So when a number gets ported, the new carrier uploads a public key into a new/unused key index value, and thus there's no collision when verifiers query for it, and no problem if they have an older key cached locally.  The TTL won't affect it.

For example, suppose my number is +1-603-555-1000.  My carrier has a private key for that, and it had uploaded the public key into the CIDER DB for index "2".  When it signs the message, that number "2" gets put into the STIR header info somewhere (draft-kaplan-stir-ikes-out-00 describes where it could be encoded, for SIP/SS7/XMPP).  When some verifier receives that message, it sees the "2" and the caller-id of +1-603-555-1000, and creates a DNS query for the name "2._cidkey.0.0.0.1.5.5.5.3.0.6.1.cid.example.org".  It gets back a TXT RR with the base64-encoded public key, verifies the message, etc.

So suppose I port the number to a new carrier.  The porting process happens, and the new carrier now uploads a new public key into the CIDER DB, but will now use/get index "3" or "12" or whatever.  It then uses that "3" in its SIP messages.  So a verifier will generate a DNS query for name "3._cidkey.0.0.0.1.5.5.5.3.0.6.1.cid.example.org".  Thus there's no DNS cache hit to worry about.


> Note that you are sure to get a bunch of trawlers looking for TNs that ported recently.  That may be a big problem, both for the server and for the idea.

It may be a problem, but it's not a problem for the server or the idea.  For one thing, CIDER can be deployed in a purely private/controlled manner.  That's up to the specific admin of each branch to decide (i.e., each national authority, or national admin, or whatever).  There's plenty of evidence of private DNS in use, including in the SIP provider world.
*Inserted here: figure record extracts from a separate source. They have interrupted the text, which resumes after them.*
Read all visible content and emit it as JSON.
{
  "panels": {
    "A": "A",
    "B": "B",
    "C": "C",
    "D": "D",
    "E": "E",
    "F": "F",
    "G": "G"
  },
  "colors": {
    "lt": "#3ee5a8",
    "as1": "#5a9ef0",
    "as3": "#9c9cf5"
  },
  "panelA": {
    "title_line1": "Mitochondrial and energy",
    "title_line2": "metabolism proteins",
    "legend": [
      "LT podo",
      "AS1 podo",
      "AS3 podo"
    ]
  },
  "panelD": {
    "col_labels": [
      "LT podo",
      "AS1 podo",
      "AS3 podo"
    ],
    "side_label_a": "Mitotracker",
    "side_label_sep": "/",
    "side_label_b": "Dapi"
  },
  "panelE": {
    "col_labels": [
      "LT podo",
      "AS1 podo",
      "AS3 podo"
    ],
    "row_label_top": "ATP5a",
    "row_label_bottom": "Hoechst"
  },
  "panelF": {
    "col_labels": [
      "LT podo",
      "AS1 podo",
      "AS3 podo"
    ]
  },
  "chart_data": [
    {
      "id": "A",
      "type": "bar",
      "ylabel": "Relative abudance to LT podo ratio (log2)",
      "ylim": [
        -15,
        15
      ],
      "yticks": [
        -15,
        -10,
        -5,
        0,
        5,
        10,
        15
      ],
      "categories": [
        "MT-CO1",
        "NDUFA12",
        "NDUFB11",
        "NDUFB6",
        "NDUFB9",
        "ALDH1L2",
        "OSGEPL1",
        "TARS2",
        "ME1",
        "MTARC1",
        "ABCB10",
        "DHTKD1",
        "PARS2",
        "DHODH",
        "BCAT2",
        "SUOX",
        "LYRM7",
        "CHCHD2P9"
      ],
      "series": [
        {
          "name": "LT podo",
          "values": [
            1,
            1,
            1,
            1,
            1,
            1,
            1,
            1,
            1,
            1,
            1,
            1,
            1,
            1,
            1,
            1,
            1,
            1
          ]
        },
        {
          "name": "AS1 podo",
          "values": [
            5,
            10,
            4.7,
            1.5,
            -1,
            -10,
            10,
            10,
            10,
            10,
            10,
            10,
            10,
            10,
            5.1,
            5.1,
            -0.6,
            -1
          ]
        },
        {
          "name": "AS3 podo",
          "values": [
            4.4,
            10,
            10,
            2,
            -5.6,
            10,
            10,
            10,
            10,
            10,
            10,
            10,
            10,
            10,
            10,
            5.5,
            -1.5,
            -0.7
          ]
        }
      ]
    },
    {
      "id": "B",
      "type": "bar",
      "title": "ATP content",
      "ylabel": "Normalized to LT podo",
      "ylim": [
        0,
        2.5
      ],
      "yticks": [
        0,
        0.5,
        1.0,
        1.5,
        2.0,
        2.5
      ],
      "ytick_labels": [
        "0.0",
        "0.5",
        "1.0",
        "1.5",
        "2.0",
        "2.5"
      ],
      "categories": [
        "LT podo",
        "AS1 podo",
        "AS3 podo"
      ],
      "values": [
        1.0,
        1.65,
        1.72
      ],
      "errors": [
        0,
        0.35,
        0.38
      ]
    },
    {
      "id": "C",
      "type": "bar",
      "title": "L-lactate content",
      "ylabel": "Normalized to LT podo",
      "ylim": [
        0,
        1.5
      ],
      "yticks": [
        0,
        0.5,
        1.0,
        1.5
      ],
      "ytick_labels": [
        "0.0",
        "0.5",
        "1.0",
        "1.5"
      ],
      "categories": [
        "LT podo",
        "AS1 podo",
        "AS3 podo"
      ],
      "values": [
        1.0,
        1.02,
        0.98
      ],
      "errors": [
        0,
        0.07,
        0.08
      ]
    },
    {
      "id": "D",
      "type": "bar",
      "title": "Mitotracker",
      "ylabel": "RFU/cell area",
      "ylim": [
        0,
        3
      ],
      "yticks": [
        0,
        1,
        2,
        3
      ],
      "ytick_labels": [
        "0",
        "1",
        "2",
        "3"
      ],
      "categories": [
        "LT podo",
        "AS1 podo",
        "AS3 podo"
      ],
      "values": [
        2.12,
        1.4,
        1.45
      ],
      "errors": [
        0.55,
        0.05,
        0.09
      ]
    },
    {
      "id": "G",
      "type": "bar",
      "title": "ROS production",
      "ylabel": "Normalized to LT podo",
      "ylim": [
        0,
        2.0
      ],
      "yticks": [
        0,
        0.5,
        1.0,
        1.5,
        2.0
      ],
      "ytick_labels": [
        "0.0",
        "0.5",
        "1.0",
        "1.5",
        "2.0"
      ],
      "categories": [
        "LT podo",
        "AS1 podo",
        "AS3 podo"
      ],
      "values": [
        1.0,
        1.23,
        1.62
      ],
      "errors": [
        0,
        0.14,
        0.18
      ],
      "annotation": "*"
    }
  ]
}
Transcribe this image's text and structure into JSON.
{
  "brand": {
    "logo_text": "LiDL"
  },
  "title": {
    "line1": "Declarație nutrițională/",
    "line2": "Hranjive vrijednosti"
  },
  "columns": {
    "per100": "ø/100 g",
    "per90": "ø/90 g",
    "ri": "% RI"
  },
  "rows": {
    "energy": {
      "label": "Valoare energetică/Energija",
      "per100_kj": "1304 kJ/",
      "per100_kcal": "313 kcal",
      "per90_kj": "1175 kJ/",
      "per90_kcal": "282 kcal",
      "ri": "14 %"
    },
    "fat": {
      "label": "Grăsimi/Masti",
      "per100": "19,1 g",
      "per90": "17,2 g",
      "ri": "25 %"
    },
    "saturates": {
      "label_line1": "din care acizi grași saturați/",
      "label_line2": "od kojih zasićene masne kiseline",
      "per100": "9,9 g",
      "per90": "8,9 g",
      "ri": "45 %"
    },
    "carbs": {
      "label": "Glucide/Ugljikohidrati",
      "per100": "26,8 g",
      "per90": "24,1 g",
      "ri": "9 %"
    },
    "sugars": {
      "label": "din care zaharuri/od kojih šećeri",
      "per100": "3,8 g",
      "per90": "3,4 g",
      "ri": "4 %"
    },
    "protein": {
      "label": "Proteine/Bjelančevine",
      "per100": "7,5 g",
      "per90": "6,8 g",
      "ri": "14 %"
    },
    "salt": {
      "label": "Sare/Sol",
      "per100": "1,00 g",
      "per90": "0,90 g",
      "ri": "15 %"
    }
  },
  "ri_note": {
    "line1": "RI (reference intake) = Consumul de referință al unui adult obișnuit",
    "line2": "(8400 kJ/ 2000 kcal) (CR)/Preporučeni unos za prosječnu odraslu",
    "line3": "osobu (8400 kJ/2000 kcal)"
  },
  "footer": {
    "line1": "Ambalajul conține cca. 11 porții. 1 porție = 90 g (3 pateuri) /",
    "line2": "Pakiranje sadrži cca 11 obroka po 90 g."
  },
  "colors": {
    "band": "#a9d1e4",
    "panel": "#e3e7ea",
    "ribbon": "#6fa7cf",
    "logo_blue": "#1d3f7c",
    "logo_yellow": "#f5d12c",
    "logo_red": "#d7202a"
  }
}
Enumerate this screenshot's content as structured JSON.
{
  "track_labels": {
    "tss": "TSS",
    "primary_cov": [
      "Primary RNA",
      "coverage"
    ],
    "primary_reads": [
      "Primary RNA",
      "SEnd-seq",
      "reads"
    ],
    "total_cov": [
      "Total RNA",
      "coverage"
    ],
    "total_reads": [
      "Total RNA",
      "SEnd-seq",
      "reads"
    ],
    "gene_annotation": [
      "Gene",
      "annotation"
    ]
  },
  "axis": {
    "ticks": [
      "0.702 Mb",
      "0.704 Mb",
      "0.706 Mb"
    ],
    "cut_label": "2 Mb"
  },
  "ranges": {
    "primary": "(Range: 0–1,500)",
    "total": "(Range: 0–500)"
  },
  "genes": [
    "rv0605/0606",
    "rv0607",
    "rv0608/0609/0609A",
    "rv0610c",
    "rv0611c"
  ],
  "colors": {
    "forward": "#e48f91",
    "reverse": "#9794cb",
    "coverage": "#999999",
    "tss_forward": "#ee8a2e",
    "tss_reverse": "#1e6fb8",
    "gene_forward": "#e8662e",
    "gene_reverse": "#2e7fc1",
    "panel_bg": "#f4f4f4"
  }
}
But anyway, *any* database-based solution which is deployed as open/unrestricted query access would have that problem.  Using HTTP doesn't mean people can't write scripts to generate HTTP queries, and putting certs in HTTP servers certainly doesn't prevent learning when the cert contents change.  It's not the protocol that causes the issue... it's how it's administered, deployed, and controlled.